DOP-008 Site Reliability Engineer - Containerization & Kubernetes Infrastructure
Vancouver, Toronto (BC or ON only)
Our Client is searching for an experienced Site Reliability Engineer (SRE) to join our Containerization & Kube Infra team. As a member of this team, you will be focused on enabling reliable and efficient service runtime across our Engineering organization. We partner closely with contributors responsible for our Build & Delivery systems, our VMWare-based infrastructure, and our Observability systems.
Your Role: In this role, you will be expected to work on continuously improving the ability of engineers to develop, test, release, and maintain their production services. You will participate in managing the systems and processes that ensure a flexible and reliable container ecosystem, including Kubernetes cluster stability, deployment tooling, ecosystem security, and service integration support. To be successful, you will need to work with teams across the Engineering organization to understand their needs, and you will need to work closely with our internal Platform and Infrastructure teams to build and maintain the services that provide for those needs.
Who YOU Are: You are an active participant in a culture of sharing and learning. You believe that we succeed or fail as a team, and you confront problems (not people) when things are difficult. You are an experienced technologist with a passion for DevOps, and you have spent a few years dealing with complex automation problems in a Linux/Unix ecosystem. We expect experience with most of the tools and concepts outlined in the skill section (or comparable) -- but we know that nobody knows everything, and you are a growth-oriented engineer, right?
Your Skills:
- Extensive experience with Linux/Unix, particularly programming to automate tasks
- Moderate experience with distributed systems
- Some experience with low-level Linux ecosystem (eg kernel, cgroups)
- Familiarity with self-managed container orchestration (e.g.

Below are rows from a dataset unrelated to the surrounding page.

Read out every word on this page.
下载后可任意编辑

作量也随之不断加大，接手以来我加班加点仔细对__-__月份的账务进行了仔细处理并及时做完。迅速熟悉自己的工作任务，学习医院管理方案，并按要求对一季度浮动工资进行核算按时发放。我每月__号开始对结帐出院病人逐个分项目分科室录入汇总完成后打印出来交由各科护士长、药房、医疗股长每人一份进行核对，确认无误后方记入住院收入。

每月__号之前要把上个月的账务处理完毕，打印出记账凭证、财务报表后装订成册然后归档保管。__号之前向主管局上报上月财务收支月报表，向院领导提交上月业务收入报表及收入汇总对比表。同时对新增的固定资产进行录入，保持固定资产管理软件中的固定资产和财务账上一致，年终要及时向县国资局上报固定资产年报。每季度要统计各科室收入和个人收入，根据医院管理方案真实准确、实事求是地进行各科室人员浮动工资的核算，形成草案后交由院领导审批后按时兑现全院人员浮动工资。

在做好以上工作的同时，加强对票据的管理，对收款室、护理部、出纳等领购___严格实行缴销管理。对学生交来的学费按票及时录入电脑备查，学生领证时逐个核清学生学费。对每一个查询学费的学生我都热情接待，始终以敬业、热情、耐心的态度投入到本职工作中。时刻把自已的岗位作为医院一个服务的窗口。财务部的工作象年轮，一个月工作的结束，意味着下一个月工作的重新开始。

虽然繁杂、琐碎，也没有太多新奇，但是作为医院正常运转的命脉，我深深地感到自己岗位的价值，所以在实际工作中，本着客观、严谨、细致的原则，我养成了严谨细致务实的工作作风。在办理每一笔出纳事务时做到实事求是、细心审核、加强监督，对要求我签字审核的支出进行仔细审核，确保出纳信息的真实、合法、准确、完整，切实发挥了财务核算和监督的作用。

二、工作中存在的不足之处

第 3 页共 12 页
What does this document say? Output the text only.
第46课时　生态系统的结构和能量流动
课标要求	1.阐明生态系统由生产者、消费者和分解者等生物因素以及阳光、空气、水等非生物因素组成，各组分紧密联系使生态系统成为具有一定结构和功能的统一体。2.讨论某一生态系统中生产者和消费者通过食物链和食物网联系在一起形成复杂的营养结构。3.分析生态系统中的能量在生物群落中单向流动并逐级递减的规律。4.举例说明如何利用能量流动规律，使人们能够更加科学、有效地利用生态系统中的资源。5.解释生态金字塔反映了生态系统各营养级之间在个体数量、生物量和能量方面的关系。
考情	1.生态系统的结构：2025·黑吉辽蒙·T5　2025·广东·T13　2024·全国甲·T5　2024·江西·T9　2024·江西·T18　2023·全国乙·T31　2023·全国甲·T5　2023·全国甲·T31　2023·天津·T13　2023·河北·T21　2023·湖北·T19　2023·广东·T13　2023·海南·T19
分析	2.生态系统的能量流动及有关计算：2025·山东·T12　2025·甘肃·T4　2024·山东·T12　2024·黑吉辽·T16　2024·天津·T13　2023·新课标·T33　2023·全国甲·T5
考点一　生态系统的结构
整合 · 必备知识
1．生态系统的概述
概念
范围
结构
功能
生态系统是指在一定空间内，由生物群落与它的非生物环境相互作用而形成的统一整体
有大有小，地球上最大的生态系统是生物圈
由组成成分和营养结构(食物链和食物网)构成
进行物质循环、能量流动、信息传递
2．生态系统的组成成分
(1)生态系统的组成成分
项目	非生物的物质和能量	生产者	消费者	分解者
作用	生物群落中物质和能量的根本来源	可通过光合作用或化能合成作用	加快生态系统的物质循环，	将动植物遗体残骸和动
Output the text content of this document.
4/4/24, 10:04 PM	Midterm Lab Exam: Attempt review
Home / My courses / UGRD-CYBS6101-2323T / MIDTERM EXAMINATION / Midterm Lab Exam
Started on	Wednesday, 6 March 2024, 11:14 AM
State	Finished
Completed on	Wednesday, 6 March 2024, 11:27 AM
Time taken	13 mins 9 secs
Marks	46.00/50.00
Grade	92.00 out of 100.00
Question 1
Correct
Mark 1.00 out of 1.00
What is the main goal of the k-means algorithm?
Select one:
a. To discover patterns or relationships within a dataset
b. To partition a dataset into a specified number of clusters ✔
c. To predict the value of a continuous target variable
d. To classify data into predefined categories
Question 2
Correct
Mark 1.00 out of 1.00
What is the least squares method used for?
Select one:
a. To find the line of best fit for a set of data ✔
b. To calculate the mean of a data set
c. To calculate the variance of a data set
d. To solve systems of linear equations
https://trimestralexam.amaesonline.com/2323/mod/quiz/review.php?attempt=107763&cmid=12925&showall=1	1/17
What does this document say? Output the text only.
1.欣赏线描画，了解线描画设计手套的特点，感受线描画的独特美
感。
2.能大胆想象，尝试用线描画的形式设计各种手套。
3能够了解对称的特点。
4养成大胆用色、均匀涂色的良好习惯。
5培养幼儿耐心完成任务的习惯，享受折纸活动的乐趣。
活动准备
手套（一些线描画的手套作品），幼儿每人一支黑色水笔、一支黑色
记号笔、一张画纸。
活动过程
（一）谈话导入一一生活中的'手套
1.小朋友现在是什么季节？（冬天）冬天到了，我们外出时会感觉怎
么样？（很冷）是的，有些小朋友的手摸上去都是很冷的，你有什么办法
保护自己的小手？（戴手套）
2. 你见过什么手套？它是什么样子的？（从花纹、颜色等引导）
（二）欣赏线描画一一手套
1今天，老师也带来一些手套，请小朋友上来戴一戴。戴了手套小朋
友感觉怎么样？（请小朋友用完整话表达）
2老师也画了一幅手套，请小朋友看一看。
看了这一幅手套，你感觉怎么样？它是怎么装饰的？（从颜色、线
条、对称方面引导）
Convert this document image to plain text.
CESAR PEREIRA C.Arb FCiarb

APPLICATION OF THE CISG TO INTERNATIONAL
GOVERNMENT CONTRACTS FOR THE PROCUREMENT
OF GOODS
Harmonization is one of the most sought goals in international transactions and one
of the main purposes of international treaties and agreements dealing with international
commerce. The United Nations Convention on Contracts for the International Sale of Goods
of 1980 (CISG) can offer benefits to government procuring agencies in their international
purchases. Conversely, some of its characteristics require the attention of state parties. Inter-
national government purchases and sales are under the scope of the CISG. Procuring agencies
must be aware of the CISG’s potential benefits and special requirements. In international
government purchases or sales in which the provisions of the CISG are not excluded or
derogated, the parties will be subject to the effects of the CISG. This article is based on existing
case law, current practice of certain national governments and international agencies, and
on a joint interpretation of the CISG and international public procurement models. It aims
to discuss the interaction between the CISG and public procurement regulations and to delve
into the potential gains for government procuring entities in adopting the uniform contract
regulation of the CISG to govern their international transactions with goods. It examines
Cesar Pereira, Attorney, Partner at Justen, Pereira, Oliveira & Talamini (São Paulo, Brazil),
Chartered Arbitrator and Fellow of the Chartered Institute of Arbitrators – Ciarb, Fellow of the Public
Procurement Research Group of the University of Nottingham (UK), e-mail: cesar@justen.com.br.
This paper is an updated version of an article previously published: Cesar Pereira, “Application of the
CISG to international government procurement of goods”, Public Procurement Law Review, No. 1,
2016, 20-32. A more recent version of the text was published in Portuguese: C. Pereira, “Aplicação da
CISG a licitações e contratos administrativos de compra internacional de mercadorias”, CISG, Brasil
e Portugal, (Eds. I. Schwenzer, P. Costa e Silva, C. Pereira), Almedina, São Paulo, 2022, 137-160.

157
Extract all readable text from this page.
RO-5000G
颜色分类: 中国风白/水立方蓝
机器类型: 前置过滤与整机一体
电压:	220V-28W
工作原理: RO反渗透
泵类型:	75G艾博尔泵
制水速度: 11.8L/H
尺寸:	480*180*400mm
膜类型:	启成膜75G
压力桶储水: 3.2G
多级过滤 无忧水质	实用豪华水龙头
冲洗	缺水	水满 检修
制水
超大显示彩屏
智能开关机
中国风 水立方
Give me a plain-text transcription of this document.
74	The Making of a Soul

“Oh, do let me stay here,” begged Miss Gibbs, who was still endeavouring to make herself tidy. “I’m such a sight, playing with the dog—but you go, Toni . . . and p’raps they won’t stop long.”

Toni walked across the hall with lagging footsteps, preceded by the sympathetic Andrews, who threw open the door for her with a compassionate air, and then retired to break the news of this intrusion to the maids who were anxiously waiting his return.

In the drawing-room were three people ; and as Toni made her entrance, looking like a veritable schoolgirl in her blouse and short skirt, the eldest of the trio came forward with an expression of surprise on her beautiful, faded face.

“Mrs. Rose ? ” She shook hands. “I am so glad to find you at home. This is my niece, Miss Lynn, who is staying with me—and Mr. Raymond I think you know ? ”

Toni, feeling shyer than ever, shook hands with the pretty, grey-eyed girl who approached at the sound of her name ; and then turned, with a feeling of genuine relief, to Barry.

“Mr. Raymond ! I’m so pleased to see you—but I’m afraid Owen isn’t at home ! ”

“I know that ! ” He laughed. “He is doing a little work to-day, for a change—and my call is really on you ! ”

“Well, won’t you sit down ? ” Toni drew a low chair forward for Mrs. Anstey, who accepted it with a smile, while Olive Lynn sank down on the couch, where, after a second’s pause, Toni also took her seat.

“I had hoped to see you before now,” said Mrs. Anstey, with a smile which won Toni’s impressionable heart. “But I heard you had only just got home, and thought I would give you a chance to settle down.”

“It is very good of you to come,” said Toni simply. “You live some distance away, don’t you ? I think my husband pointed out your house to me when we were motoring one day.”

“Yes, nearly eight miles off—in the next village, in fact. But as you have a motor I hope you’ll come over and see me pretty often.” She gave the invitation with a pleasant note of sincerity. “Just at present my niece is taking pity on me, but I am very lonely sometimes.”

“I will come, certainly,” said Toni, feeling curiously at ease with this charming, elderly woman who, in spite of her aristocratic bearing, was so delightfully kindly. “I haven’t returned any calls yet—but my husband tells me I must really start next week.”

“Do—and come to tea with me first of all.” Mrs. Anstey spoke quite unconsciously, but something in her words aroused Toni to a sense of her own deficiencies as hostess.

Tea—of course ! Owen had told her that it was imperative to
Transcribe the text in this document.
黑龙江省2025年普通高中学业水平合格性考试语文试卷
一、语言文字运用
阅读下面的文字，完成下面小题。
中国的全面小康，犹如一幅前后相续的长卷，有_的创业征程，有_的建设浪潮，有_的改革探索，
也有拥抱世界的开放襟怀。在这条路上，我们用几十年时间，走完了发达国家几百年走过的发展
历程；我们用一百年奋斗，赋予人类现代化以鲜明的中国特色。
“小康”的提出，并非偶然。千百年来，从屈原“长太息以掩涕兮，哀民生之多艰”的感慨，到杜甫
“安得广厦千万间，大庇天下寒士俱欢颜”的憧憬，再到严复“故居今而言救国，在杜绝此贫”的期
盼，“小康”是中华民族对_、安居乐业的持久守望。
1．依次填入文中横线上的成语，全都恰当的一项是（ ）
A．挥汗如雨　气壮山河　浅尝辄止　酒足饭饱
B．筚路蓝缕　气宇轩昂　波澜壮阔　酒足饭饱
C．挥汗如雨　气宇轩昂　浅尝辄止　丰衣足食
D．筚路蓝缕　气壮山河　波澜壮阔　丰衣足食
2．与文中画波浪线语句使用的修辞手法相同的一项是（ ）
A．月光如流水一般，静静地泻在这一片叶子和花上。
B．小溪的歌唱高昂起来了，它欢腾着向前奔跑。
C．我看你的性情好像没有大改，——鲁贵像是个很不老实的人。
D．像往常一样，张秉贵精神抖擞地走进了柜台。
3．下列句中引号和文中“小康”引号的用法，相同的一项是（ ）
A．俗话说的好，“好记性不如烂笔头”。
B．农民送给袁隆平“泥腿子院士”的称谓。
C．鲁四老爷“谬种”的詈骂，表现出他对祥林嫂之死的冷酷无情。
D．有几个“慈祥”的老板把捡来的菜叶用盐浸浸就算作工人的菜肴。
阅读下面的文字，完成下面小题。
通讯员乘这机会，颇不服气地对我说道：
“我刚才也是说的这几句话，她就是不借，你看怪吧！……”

Kubernetes)
- Familiarity with Release Orchestration (Ansible, Capistrano)Familiarity with Build Automation (Jenkins, Github Actions)
- Familiarity with Configuration Management (Puppet)
- Programming with at least one OOP language (Python preferred; you may also encounter Ruby, etc)
- Scripting (distinct from mid-sized software development: as an SRE, you aren’t going to be able to avoid hacking on Bash)